In your first point, your reasoning is roughly correct, you have an $n$-form which has one of the input vector fields, hence you effectively have one less degree of freedom for the resulting form, and this is exactly what an interior product does, takes a $k$-form to a $(k-1)$-form.
$n$-forms on an $n$-dimensional manifold have a nice expression in local coordinates (which are actually global coordinates in our case).
$\omega (x)dx_1\wedge...\wedge dx_n$
Where I've shifted the index on the vector fields so it will match the situation after we begin working on the interior product with $p$.

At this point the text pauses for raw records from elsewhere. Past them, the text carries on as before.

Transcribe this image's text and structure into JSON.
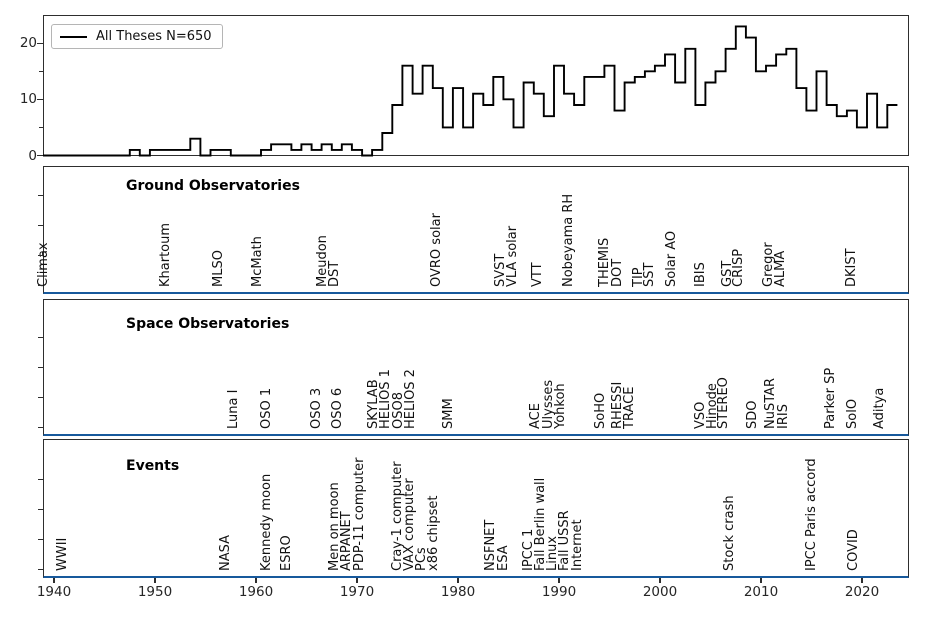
{
  "legend": {
    "label": "All Theses N=650"
  },
  "chart_data": {
    "type": "step-histogram",
    "series_label": "All Theses N=650",
    "total_n": 650,
    "x_start_year": 1940,
    "bin_width_years": 1,
    "bins_centered_on_year": true,
    "values": [
      0,
      0,
      0,
      0,
      0,
      0,
      0,
      0,
      1,
      0,
      1,
      1,
      1,
      1,
      3,
      0,
      1,
      1,
      0,
      0,
      0,
      1,
      2,
      2,
      1,
      2,
      1,
      2,
      1,
      2,
      1,
      0,
      1,
      4,
      9,
      16,
      11,
      16,
      12,
      5,
      12,
      5,
      11,
      9,
      14,
      10,
      5,
      13,
      11,
      7,
      16,
      11,
      9,
      14,
      14,
      16,
      8,
      13,
      14,
      15,
      16,
      18,
      13,
      19,
      9,
      13,
      15,
      19,
      23,
      21,
      15,
      16,
      18,
      19,
      12,
      8,
      15,
      9,
      7,
      8,
      5,
      11,
      5,
      9
    ],
    "ylim": [
      0,
      25
    ],
    "xlim_years": [
      1938.9,
      2024.6
    ],
    "yticks": [
      0,
      10,
      20
    ],
    "minor_yticks": [
      5,
      15
    ],
    "xticks": [
      1940,
      1950,
      1960,
      1970,
      1980,
      1990,
      2000,
      2010,
      2020
    ],
    "line_color": "#000000",
    "legend_position": "upper-left",
    "grid": false
  },
  "panels": {
    "ground": {
      "title": "Ground Observatories",
      "labels": [
        {
          "text": "Climax",
          "year": 1940.4
        },
        {
          "text": "Khartoum",
          "year": 1952.5
        },
        {
          "text": "MLSO",
          "year": 1957.7
        },
        {
          "text": "McMath",
          "year": 1961.6
        },
        {
          "text": "Meudon",
          "year": 1968.0
        },
        {
          "text": "DST",
          "year": 1969.2
        },
        {
          "text": "OVRO solar",
          "year": 1979.3
        },
        {
          "text": "SVST",
          "year": 1985.6
        },
        {
          "text": "VLA solar",
          "year": 1986.8
        },
        {
          "text": "VTT",
          "year": 1989.3
        },
        {
          "text": "Nobeyama RH",
          "year": 1992.4
        },
        {
          "text": "THEMIS",
          "year": 1995.9
        },
        {
          "text": "DOT",
          "year": 1997.2
        },
        {
          "text": "TIP",
          "year": 1999.3
        },
        {
          "text": "SST",
          "year": 2000.4
        },
        {
          "text": "Solar AO",
          "year": 2002.6
        },
        {
          "text": "IBIS",
          "year": 2005.4
        },
        {
          "text": "GST",
          "year": 2008.1
        },
        {
          "text": "CRISP",
          "year": 2009.2
        },
        {
          "text": "Gregor",
          "year": 2012.2
        },
        {
          "text": "ALMA",
          "year": 2013.4
        },
        {
          "text": "DKIST",
          "year": 2020.4
        }
      ]
    },
    "space": {
      "title": "Space Observatories",
      "labels": [
        {
          "text": "Luna I",
          "year": 1959.2
        },
        {
          "text": "OSO 1",
          "year": 1962.5
        },
        {
          "text": "OSO 3",
          "year": 1967.4
        },
        {
          "text": "OSO 6",
          "year": 1969.5
        },
        {
          "text": "SKYLAB",
          "year": 1973.1
        },
        {
          "text": "HELIOS 1",
          "year": 1974.3
        },
        {
          "text": "OSO8",
          "year": 1975.5
        },
        {
          "text": "HELIOS 2",
          "year": 1976.7
        },
        {
          "text": "SMM",
          "year": 1980.5
        },
        {
          "text": "ACE",
          "year": 1989.1
        },
        {
          "text": "Ulysses",
          "year": 1990.4
        },
        {
          "text": "Yohkoh",
          "year": 1991.6
        },
        {
          "text": "SoHO",
          "year": 1995.5
        },
        {
          "text": "RHESSI",
          "year": 1997.2
        },
        {
          "text": "TRACE",
          "year": 1998.4
        },
        {
          "text": "VSO",
          "year": 2005.4
        },
        {
          "text": "Hinode",
          "year": 2006.6
        },
        {
          "text": "STEREO",
          "year": 2007.7
        },
        {
          "text": "SDO",
          "year": 2010.6
        },
        {
          "text": "NuSTAR",
          "year": 2012.4
        },
        {
          "text": "IRIS",
          "year": 2013.7
        },
        {
          "text": "Parker SP",
          "year": 2018.3
        },
        {
          "text": "SolO",
          "year": 2020.5
        },
        {
          "text": "Aditya",
          "year": 2023.2
        }
      ]
    },
    "events": {
      "title": "Events",
      "labels": [
        {
          "text": "WWII",
          "year": 1942.3
        },
        {
          "text": "NASA",
          "year": 1958.4
        },
        {
          "text": "Kennedy moon",
          "year": 1962.5
        },
        {
          "text": "ESRO",
          "year": 1964.5
        },
        {
          "text": "Men on moon",
          "year": 1969.2
        },
        {
          "text": "ARPANET",
          "year": 1970.4
        },
        {
          "text": "PDP-11 computer",
          "year": 1971.7
        },
        {
          "text": "Cray-1 computer",
          "year": 1975.4
        },
        {
          "text": "VAX computer",
          "year": 1976.6
        },
        {
          "text": "PCs",
          "year": 1977.8
        },
        {
          "text": "x86 chipset",
          "year": 1979.0
        },
        {
          "text": "NSFNET",
          "year": 1984.7
        },
        {
          "text": "ESA",
          "year": 1985.9
        },
        {
          "text": "IPCC 1",
          "year": 1988.4
        },
        {
          "text": "Fall Berlin wall",
          "year": 1989.6
        },
        {
          "text": "Linux",
          "year": 1990.8
        },
        {
          "text": "Fall USSR",
          "year": 1992.0
        },
        {
          "text": "Internet",
          "year": 1993.3
        },
        {
          "text": "Stock crash",
          "year": 2008.3
        },
        {
          "text": "IPCC Paris accord",
          "year": 2016.4
        },
        {
          "text": "COVID",
          "year": 2020.6
        }
      ]
    }
  },
  "colors": {
    "separator_blue": "#17599c",
    "spine": "#2e2e2e",
    "line": "#000000",
    "text": "#1a1a1a",
    "background": "#ffffff"
  }
}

Tying all of this together, for the second part what happens is you first apply the determinantal formula to get an expression in terms of a wedge product of $dx_i$'s, you then need to simplify the resulting expression. To do that, you need to substitute in the coordinate expressions for each vector field and then distribute over the sums (which you can do by linearity). You end up with terms that look like:
$(v_i)_j(x)\omega(x)\partial/\partial x_j dx_1\wedge...\wedge dx_n$
where $(v_i)_j(x)$ denotes the $j$-th coordinate function of $v_i$. The last step will be to get rid of the partials which is the evaluation of the interior product. The partial acts by the following rule:
$\partial/\partial x_j dx_1\wedge...\wedge dx_n=(-1)^{i-1}dx_1\wedge...\wedge dx_{i-1}\wedge dx_{i+1}\wedge...\wedge dx_n$
if $dx_i$ is in the wedge product, $0$ otherwise.